Kane County Will Celebrate Its 186th Birthday This Weekend

Kane County Will Celebrate Its 186th Birthday This Weekend

Kane County government will celebrate its 186th birthday on Sunday, Jan. 16, 2022 — a good time to reflect on the history of a local government body that now serves more than 530,000 people.

Corinne Pierog

“As Kane County has adapted and changed, it still remains what our founders envisioned: a county that protects its rural heritage, and historic cities and villages, while welcoming its future,” Kane County Board Madam Chairman Corinne Pierog said.

According to the Kane County History PDF, which you can find on the county Of Kane website, the Illinois legislature formed a new county on Jan. 16, 1836, and named it after Elias Kent Kane, the highly-respected attorney who helped draft the Illinois constitution and was Illinois’ first secretary of state.

Elias Kent Kane

Kane was later elected to Congress and represented Illinois in the U.S. Senate until his death in 1835.

The new “Kane County” included what is now DeKalb County and part of the northern portions of Kendall. DeKalb subsequently separated from Kane County in 1837 and Kendall in 1841.

‘LaFox’ — aka Geneva — Was First County Seat

A committee of three members of the legislature selected LaFox (Geneva) as the Kane County seat since James Herrington’s Tavern and Inn, located on North State Street near the Fox River, had the only post office in the County.

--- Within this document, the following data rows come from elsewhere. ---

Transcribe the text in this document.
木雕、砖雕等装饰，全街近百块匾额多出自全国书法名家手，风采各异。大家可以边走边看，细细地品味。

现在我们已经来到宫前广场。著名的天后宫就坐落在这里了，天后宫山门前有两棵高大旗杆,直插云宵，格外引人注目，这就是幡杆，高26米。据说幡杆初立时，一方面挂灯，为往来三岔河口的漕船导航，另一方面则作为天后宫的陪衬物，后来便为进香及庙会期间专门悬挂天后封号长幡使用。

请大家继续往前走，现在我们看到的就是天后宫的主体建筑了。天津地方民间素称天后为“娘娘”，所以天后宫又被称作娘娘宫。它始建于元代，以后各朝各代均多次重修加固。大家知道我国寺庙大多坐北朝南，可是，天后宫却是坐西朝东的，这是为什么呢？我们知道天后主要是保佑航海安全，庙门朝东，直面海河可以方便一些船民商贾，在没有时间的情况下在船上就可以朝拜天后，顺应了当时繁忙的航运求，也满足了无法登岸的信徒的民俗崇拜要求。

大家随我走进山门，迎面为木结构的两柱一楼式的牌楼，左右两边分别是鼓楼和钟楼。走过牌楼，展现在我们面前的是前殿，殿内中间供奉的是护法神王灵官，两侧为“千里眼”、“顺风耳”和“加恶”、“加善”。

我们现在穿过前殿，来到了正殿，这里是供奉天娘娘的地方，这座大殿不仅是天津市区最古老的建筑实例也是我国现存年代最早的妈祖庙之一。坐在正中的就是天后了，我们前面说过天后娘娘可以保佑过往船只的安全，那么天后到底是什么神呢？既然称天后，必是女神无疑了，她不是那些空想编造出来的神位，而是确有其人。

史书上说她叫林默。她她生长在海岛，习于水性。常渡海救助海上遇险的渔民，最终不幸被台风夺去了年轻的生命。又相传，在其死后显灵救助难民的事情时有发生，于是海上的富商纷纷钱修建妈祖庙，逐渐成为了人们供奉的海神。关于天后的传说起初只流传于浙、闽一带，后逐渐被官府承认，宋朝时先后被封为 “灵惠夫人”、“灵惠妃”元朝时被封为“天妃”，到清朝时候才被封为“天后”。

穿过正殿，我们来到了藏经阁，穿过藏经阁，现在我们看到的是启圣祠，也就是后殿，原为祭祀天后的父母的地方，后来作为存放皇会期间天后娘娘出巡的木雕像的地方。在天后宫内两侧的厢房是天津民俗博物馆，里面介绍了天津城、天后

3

Herrington’s Tavern also served as the first county courthouse.

On June 4, 1836, 180 men gathered at the tavern to elect officials for the new county: three commissioners, a sheriff, a recorder of deeds, a coroner, and a surveyor.

One of Kane County’s early courthouses was constructed of quarry stone and built on the site of the present Geneva City Hall on IL Route 31.

The Illinois Constitution of 1848 empowered counties to change their form of government and the residents of Kane County, mostly from New England, chose the county-township type.

Sixteen townships were created — all of which exist today, although some by other names: Hampshire, Jackson (Rutland), Dundee, Burlington, Washington (Plato), Elgin, Franklin (Virgil), Fairfield (Campton), St. Charles, Royalton (Kaneville), Blackberry, Geneva, Batavia, Little and Big Rock, Sugar Grove, and Fox River (Aurora).

The following year, the responsibilities of the county commissioners were divided. The administration of the county was transferred to a Board of Supervisors consisting of one supervisor from each of the 16 townships.

Another elected office, that of the Kane County Clerk, was added. A chief judge and two associate judges assumed the judicial responsibilities formerly held by the commissioners.

The form of government for Kane County changed again in 1972, when the Illinois legislature abolished the Board of Supervisors and established the County Board.

Kane County was divided into 26 districts and one board member was elected from each district. The new 26 member County Board took office in May, 1972.

Since that time, the County Board has been reduced to 24 members, all of whom also serve as commissioners of the Forest Preserve District of Kane County — although the two government entities are distinct taxing bodies, with separate missions, staff and organizational structure.

Today, Kane County government serves about 532,000 people, according to U.S. Census data, and provides an array of government services essential to the quality of life, including public health, county courts, criminal justice, law enforcement, local elections, economic development, veterans services, public records and much more.